Individual Autonomy and Responsibility in Late Imperial China

by Paolo Santangelo

Description

This book is in the Cambria Sinophone World Series headed by Victor H. Mair (University of Pennsylvania).

Does the concept of “individual” occur only in Western culture, or is there Chinese “individualism” as well? In touching upon this topical question and the related politically sensitive issues, this book calls into question the impression of a Chinese culture centred on harmony and conformism, opposed to an individualistic Europe, based on the concept of personal human dignity, that allows the liberty of choice to human beings.

It was not only ancient Confucians who showed their consciousness of dignity; in the writings of the late imperial period, a certain leeway can be seen that assures to the individual a sort of independence from circumstances and the authority control. The human being is an autonomous agent who belongs to a wider “reality”, and constantly oscillates between the quietness of spirit and ephemeral feelings; affective components, emotions and beliefs are seen as the main expression of an individual self. Self is therefore perceived not simply as the embodiment of everlasting or temporary values and beliefs but in human endeavour toward self-assertion.

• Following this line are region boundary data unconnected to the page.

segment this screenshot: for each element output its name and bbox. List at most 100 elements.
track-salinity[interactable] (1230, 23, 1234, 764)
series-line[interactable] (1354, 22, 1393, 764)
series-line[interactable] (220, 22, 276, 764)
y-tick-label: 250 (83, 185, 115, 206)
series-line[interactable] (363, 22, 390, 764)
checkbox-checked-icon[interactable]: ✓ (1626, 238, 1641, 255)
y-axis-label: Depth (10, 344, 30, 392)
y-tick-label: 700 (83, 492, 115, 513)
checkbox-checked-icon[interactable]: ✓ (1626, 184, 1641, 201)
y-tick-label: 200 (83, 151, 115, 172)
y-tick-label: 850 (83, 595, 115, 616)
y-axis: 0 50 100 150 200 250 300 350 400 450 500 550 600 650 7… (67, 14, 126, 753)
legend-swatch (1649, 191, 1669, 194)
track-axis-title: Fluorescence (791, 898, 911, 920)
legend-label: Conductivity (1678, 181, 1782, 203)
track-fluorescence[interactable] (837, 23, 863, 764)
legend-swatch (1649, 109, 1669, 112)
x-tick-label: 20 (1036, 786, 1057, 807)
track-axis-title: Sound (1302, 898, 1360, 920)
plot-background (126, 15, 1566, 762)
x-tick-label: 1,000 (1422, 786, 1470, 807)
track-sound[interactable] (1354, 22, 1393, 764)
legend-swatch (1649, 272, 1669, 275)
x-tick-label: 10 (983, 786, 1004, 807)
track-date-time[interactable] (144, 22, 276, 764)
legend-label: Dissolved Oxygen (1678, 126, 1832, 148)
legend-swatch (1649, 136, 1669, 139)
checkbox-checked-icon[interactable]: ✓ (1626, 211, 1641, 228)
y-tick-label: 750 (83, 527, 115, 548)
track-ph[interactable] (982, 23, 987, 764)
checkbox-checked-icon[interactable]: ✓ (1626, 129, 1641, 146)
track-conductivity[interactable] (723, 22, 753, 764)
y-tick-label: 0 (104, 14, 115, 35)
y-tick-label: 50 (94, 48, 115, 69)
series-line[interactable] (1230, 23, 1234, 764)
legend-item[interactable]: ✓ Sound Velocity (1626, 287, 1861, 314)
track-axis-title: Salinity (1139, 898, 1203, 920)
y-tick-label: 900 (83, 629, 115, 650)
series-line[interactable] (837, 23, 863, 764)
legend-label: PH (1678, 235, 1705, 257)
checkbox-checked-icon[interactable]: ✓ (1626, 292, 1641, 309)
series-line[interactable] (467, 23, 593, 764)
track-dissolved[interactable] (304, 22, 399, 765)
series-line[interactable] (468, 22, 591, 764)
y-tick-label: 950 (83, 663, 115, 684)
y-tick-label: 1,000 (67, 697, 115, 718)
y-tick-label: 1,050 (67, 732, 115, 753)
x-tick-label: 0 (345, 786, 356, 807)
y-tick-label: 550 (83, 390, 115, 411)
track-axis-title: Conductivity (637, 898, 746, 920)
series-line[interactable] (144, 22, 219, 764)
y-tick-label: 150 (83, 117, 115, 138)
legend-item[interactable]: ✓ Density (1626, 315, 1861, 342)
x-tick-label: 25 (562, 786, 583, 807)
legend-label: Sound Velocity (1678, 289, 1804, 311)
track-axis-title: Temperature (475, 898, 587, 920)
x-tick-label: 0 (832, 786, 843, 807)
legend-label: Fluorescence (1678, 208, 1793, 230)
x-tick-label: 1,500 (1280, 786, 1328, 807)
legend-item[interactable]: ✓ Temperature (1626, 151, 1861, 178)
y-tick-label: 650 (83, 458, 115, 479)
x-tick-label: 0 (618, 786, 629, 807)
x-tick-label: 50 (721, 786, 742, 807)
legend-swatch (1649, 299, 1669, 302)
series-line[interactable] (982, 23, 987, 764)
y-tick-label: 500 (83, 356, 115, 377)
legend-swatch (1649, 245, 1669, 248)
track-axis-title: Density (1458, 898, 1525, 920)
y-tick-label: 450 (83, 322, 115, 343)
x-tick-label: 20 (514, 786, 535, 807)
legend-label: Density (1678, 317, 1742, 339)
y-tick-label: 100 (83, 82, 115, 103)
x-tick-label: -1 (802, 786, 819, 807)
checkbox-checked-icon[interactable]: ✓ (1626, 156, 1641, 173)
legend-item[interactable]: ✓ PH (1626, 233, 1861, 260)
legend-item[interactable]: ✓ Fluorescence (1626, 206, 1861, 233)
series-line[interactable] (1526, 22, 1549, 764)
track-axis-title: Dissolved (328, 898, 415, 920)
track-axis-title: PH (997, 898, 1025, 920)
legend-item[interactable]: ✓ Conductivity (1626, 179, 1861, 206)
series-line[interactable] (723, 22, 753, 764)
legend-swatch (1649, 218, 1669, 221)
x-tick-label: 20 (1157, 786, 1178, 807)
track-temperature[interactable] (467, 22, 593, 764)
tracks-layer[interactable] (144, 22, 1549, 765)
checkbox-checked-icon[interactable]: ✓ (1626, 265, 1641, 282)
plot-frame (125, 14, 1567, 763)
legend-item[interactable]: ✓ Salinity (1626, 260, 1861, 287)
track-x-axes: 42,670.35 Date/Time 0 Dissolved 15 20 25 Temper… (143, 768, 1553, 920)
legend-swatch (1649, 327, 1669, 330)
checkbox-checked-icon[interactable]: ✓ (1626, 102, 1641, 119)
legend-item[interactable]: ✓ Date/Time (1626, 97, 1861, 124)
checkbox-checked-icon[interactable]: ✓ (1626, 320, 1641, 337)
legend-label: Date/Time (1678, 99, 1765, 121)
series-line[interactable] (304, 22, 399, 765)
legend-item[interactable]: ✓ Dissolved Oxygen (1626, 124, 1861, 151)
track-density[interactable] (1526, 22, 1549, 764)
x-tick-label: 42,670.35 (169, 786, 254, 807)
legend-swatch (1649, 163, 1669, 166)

This book deals with the tension toward personal autonomy and individual values, and the role of ethics in the process of self-construction. The sense of responsibility in Confucianism is identified with the “moral self”, and understood as a basic category of representation of one’s self and others. Notwithstanding the severity of official control, elements of pluralism and individual autonomy emerged in the intellectual debate, hence pushing toward the formulation of new approaches within and beyond orthodoxy.

This book will be a most important resource for scholars and students studying Chinese history, culture, philosophy, and literature.